In June 2018, we completed the acquisition of Powerflute, an integrated pulp and paper mill in Kuopio (Finland) with an annual production capacity of 285,000 tonnes of high-performance semi-chemical fluting, for a total consideration of €363 million on a debt and cash-free basis. We are pleased with the progress made to date with the integration of this business, which further broadens our containerboard product portfolio and geographic reach.

In the first half of 2018, we completed a longer than anticipated annual maintenance shut at our Richards Bay mill, a maintenance shut at our Syktyvkar mill (Russia) and smaller shuts at some of our other mills. The balance of our maintenance shuts are scheduled for the second half of the year. Based on prevailing market prices, the full year impact on underlying EBITDA of the Group’s maintenance shuts is estimated at around €115 million (2017: €95 million) of which the first half effect was around €55 million (2017: €40 million).

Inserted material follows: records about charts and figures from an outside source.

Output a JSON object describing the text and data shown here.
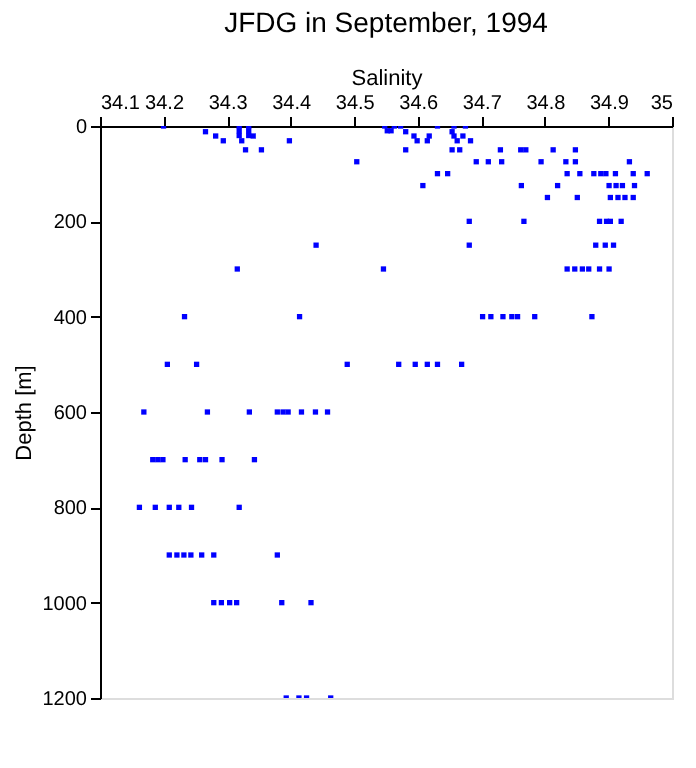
{
  "chart_data": {
    "type": "scatter",
    "title": "JFDG in September, 1994",
    "xlabel": "Salinity",
    "ylabel": "Depth [m]",
    "xlim": [
      34.1,
      35
    ],
    "xticks": [
      34.1,
      34.2,
      34.3,
      34.4,
      34.5,
      34.6,
      34.7,
      34.8,
      34.9,
      35
    ],
    "ylim": [
      1200,
      0
    ],
    "yticks": [
      0,
      200,
      400,
      600,
      800,
      1000,
      1200
    ],
    "grid": false,
    "marker": "square",
    "legend": false,
    "series": [
      {
        "color": "#0000ff",
        "x": [
          34.2,
          34.266,
          34.282,
          34.294,
          34.319,
          34.319,
          34.319,
          34.323,
          34.329,
          34.334,
          34.334,
          34.334,
          34.341,
          34.354,
          34.398,
          34.504,
          34.548,
          34.552,
          34.44,
          34.316,
          34.546,
          34.233,
          34.414,
          34.206,
          34.252,
          34.489,
          34.563,
          34.573,
          34.558,
          34.581,
          34.594,
          34.599,
          34.615,
          34.618,
          34.631,
          34.657,
          34.675,
          34.654,
          34.657,
          34.662,
          34.671,
          34.683,
          34.581,
          34.654,
          34.666,
          34.73,
          34.762,
          34.77,
          34.813,
          34.848,
          34.692,
          34.711,
          34.732,
          34.794,
          34.833,
          34.848,
          34.933,
          34.631,
          34.647,
          34.835,
          34.855,
          34.877,
          34.888,
          34.896,
          34.911,
          34.939,
          34.961,
          34.608,
          34.763,
          34.82,
          34.901,
          34.912,
          34.922,
          34.941,
          34.804,
          34.851,
          34.903,
          34.915,
          34.926,
          34.939,
          34.681,
          34.767,
          34.886,
          34.897,
          34.903,
          34.92,
          34.681,
          34.88,
          34.895,
          34.908,
          34.835,
          34.847,
          34.859,
          34.869,
          34.886,
          34.901,
          34.702,
          34.715,
          34.734,
          34.748,
          34.757,
          34.784,
          34.874,
          34.57,
          34.596,
          34.615,
          34.631,
          34.669,
          34.169,
          34.269,
          34.335,
          34.379,
          34.388,
          34.396,
          34.417,
          34.439,
          34.458,
          34.183,
          34.191,
          34.199,
          34.234,
          34.257,
          34.266,
          34.292,
          34.343,
          34.162,
          34.187,
          34.209,
          34.224,
          34.244,
          34.319,
          34.209,
          34.221,
          34.232,
          34.243,
          34.26,
          34.279,
          34.379,
          34.279,
          34.291,
          34.304,
          34.315,
          34.386,
          34.432,
          34.393,
          34.413,
          34.425,
          34.463
        ],
        "values": [
          0,
          12,
          21,
          31,
          0,
          10,
          20,
          31,
          50,
          0,
          10,
          20,
          21,
          50,
          31,
          75,
          0,
          10,
          250,
          300,
          300,
          400,
          400,
          500,
          500,
          500,
          0,
          0,
          10,
          12,
          21,
          31,
          31,
          21,
          0,
          0,
          0,
          12,
          21,
          31,
          21,
          31,
          50,
          50,
          50,
          50,
          50,
          50,
          50,
          50,
          75,
          75,
          75,
          75,
          75,
          75,
          75,
          100,
          100,
          100,
          100,
          100,
          100,
          100,
          100,
          100,
          100,
          125,
          125,
          125,
          125,
          125,
          125,
          125,
          150,
          150,
          150,
          150,
          150,
          150,
          200,
          200,
          200,
          200,
          200,
          200,
          250,
          250,
          250,
          250,
          300,
          300,
          300,
          300,
          300,
          300,
          400,
          400,
          400,
          400,
          400,
          400,
          400,
          500,
          500,
          500,
          500,
          500,
          600,
          600,
          600,
          600,
          600,
          600,
          600,
          600,
          600,
          700,
          700,
          700,
          700,
          700,
          700,
          700,
          700,
          800,
          800,
          800,
          800,
          800,
          800,
          900,
          900,
          900,
          900,
          900,
          900,
          900,
          1000,
          1000,
          1000,
          1000,
          1000,
          1000,
          1200,
          1200,
          1200,
          1200
        ]
      }
    ]
  }
}
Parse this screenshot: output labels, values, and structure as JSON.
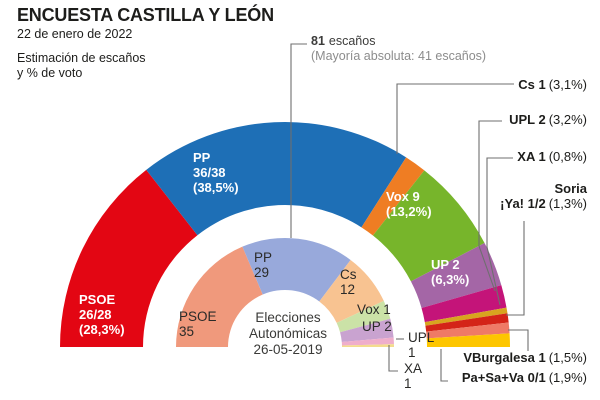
{
  "header": {
    "title": "ENCUESTA CASTILLA Y LEÓN",
    "date": "22 de enero de 2022",
    "subtitle_line1": "Estimación de escaños",
    "subtitle_line2": "y % de voto"
  },
  "annotation": {
    "total_bold": "81",
    "total_rest": "escaños",
    "majority": "(Mayoría absoluta: 41 escaños)"
  },
  "chart_data": {
    "type": "hemicycle",
    "total_seats": 81,
    "majority_seats": 41,
    "outer_2022": {
      "description": "Estimación de escaños y % de voto (encuesta 22-01-2022), arco dimensionado por % de voto",
      "series": [
        {
          "id": "psoe",
          "party": "PSOE",
          "seats": "26/28",
          "pct_label": "(28,3%)",
          "label": "PSOE 26/28",
          "vote_share": 28.3,
          "color": "#e30613"
        },
        {
          "id": "pp",
          "party": "PP",
          "seats": "36/38",
          "pct_label": "(38,5%)",
          "label": "PP 36/38",
          "vote_share": 38.5,
          "color": "#1e6fb6"
        },
        {
          "id": "cs",
          "party": "Cs",
          "seats": "1",
          "pct_label": "(3,1%)",
          "label": "Cs 1",
          "vote_share": 3.1,
          "color": "#ef7d23"
        },
        {
          "id": "vox",
          "party": "Vox",
          "seats": "9",
          "pct_label": "(13,2%)",
          "label": "Vox 9",
          "vote_share": 13.2,
          "color": "#77b52b"
        },
        {
          "id": "up",
          "party": "UP",
          "seats": "2",
          "pct_label": "(6,3%)",
          "label": "UP 2",
          "vote_share": 6.3,
          "color": "#a466a6"
        },
        {
          "id": "upl",
          "party": "UPL",
          "seats": "2",
          "pct_label": "(3,2%)",
          "label": "UPL 2",
          "vote_share": 3.2,
          "color": "#c41479"
        },
        {
          "id": "xa",
          "party": "XA",
          "seats": "1",
          "pct_label": "(0,8%)",
          "label": "XA 1",
          "vote_share": 0.8,
          "color": "#d8a41f"
        },
        {
          "id": "soria",
          "party": "Soria ¡Ya!",
          "seats": "1/2",
          "pct_label": "(1,3%)",
          "label": "Soria ¡Ya! 1/2",
          "line1": "Soria",
          "line2": "¡Ya! 1/2",
          "vote_share": 1.3,
          "color": "#d42418"
        },
        {
          "id": "vburgalesa",
          "party": "VBurgalesa",
          "seats": "1",
          "pct_label": "(1,5%)",
          "label": "VBurgalesa 1",
          "vote_share": 1.5,
          "color": "#ef7a66"
        },
        {
          "id": "pasava",
          "party": "Pa+Sa+Va",
          "seats": "0/1",
          "pct_label": "(1,9%)",
          "label": "Pa+Sa+Va 0/1",
          "vote_share": 1.9,
          "color": "#fdc600"
        }
      ]
    },
    "inner_2019": {
      "center_line1": "Elecciones",
      "center_line2": "Autonómicas",
      "center_line3": "26-05-2019",
      "series": [
        {
          "id": "psoe",
          "party": "PSOE",
          "seats": "35",
          "label": "PSOE 35",
          "arc_deg": 67,
          "color": "#f0997c"
        },
        {
          "id": "pp",
          "party": "PP",
          "seats": "29",
          "label": "PP 29",
          "arc_deg": 60,
          "color": "#98a9db"
        },
        {
          "id": "cs",
          "party": "Cs",
          "seats": "12",
          "label": "Cs 12",
          "arc_deg": 28,
          "color": "#f8c391"
        },
        {
          "id": "vox",
          "party": "Vox",
          "seats": "1",
          "label": "Vox 1",
          "arc_deg": 10,
          "color": "#cbe2a7"
        },
        {
          "id": "up",
          "party": "UP",
          "seats": "2",
          "label": "UP 2",
          "arc_deg": 10,
          "color": "#c9a3d0"
        },
        {
          "id": "upl",
          "party": "UPL",
          "seats": "1",
          "label": "UPL 1",
          "arc_deg": 3.5,
          "color": "#efaecb"
        },
        {
          "id": "xa",
          "party": "XA",
          "seats": "1",
          "label": "XA 1",
          "arc_deg": 1.5,
          "color": "#f3dc8e"
        }
      ]
    }
  }
}
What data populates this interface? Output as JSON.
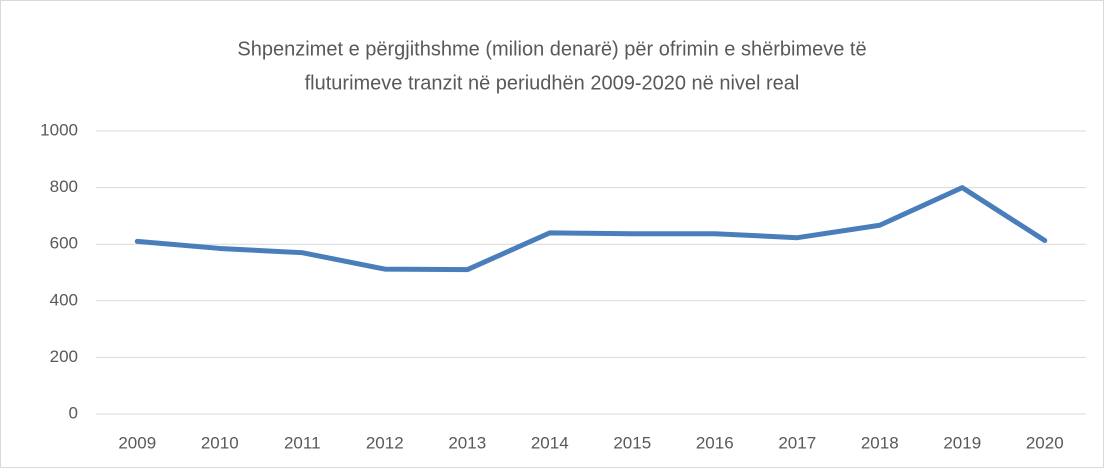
{
  "chart_data": {
    "type": "line",
    "title": [
      "Shpenzimet e përgjithshme (milion denarë) për ofrimin e shërbimeve të",
      "fluturimeve tranzit në periudhën 2009-2020 në nivel real"
    ],
    "categories": [
      "2009",
      "2010",
      "2011",
      "2012",
      "2013",
      "2014",
      "2015",
      "2016",
      "2017",
      "2018",
      "2019",
      "2020"
    ],
    "values": [
      610,
      585,
      570,
      512,
      510,
      640,
      637,
      637,
      623,
      667,
      800,
      613
    ],
    "color": "#4a7ebb",
    "ylim": [
      0,
      1000
    ],
    "yticks": [
      0,
      200,
      400,
      600,
      800,
      1000
    ],
    "grid": true
  }
}
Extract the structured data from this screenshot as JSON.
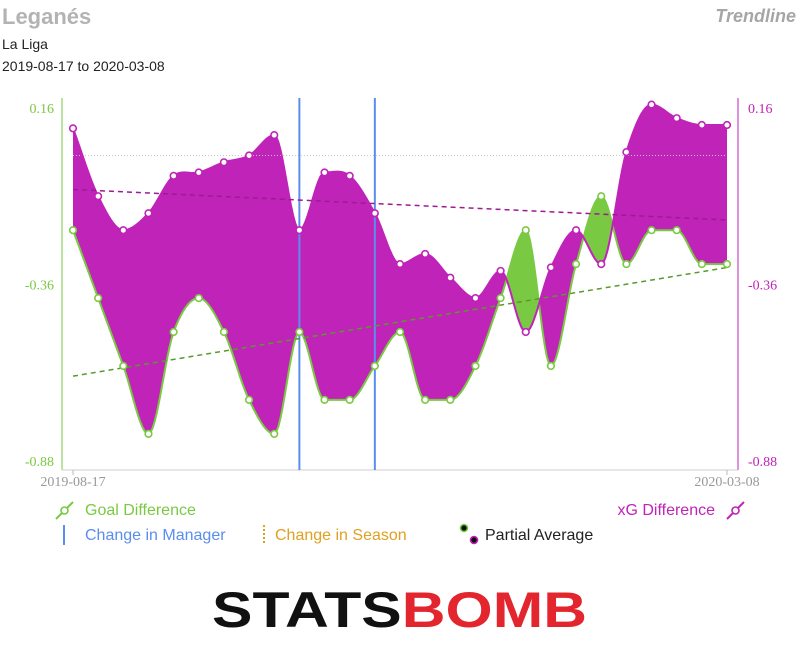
{
  "header": {
    "title": "Leganés",
    "subtitle1": "La Liga",
    "subtitle2": "2019-08-17 to 2020-03-08",
    "mode": "Trendline"
  },
  "logo": {
    "text_left": "STATS",
    "text_right": "BOMB",
    "color_left": "#111111",
    "color_right": "#e3262e"
  },
  "colors": {
    "goal": "#7ac943",
    "goal_dark": "#5a9a2c",
    "xg": "#c023b8",
    "xg_dark": "#9c1b93",
    "manager": "#5b8def",
    "season": "#e0a020"
  },
  "chart_data": {
    "type": "line",
    "x": [
      "2019-08-17",
      "2019-08-25",
      "2019-09-01",
      "2019-09-14",
      "2019-09-22",
      "2019-09-25",
      "2019-09-28",
      "2019-10-05",
      "2019-10-19",
      "2019-10-26",
      "2019-11-03",
      "2019-11-09",
      "2019-11-23",
      "2019-12-01",
      "2019-12-07",
      "2019-12-13",
      "2019-12-22",
      "2020-01-04",
      "2020-01-12",
      "2020-01-19",
      "2020-01-26",
      "2020-02-01",
      "2020-02-09",
      "2020-02-16",
      "2020-02-22",
      "2020-03-01",
      "2020-03-08"
    ],
    "x_tick_labels": [
      "2019-08-17",
      "2020-03-08"
    ],
    "series": [
      {
        "name": "Goal Difference",
        "axis": "left",
        "values": [
          -0.2,
          -0.4,
          -0.6,
          -0.8,
          -0.5,
          -0.4,
          -0.5,
          -0.7,
          -0.8,
          -0.5,
          -0.7,
          -0.7,
          -0.6,
          -0.5,
          -0.7,
          -0.7,
          -0.6,
          -0.4,
          -0.2,
          -0.6,
          -0.3,
          -0.1,
          -0.3,
          -0.2,
          -0.2,
          -0.3,
          -0.3
        ]
      },
      {
        "name": "xG Difference",
        "axis": "right",
        "values": [
          0.1,
          -0.1,
          -0.2,
          -0.15,
          -0.04,
          -0.03,
          0.0,
          0.02,
          0.08,
          -0.2,
          -0.03,
          -0.04,
          -0.15,
          -0.3,
          -0.27,
          -0.34,
          -0.4,
          -0.32,
          -0.5,
          -0.31,
          -0.2,
          -0.3,
          0.03,
          0.17,
          0.13,
          0.11,
          0.11
        ]
      }
    ],
    "y_left": {
      "ylim": [
        -0.88,
        0.16
      ],
      "ticks": [
        "0.16",
        "-0.36",
        "-0.88"
      ]
    },
    "y_right": {
      "ylim": [
        -0.88,
        0.16
      ],
      "ticks": [
        "0.16",
        "-0.36",
        "-0.88"
      ]
    },
    "trend_goal": {
      "start": -0.63,
      "end": -0.31
    },
    "trend_xg": {
      "start": -0.08,
      "end": -0.17
    },
    "reference_line": 0.02,
    "manager_changes": [
      9,
      12
    ],
    "legend": {
      "goal": "Goal Difference",
      "manager": "Change in Manager",
      "season": "Change in Season",
      "partial": "Partial Average",
      "xg": "xG Difference"
    }
  }
}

Currency movements had a net negative impact on underlying EBITDA versus the comparable prior year period. The weaker US dollar had a net negative impact mainly on dollar denominated sales of a number of the Group’s globally traded products, while the weaker Russian rouble had a net negative impact on translation of the profits of the domestically focused Uncoated Fine Paper business.

Basic underlying earnings were up 26% to 89.2 euro cents per share, with strong improvement in underlying operating profit and lower net finance charges partly offset by an increase in the effective tax rate from 19% in the prior year period to 22% in the current period. After taking the effect of special items into account, basic earnings of 72.5 euro cents per share were up 1% on the comparable prior year period.

An interim dividend of 21.45 euro cents per share has been declared.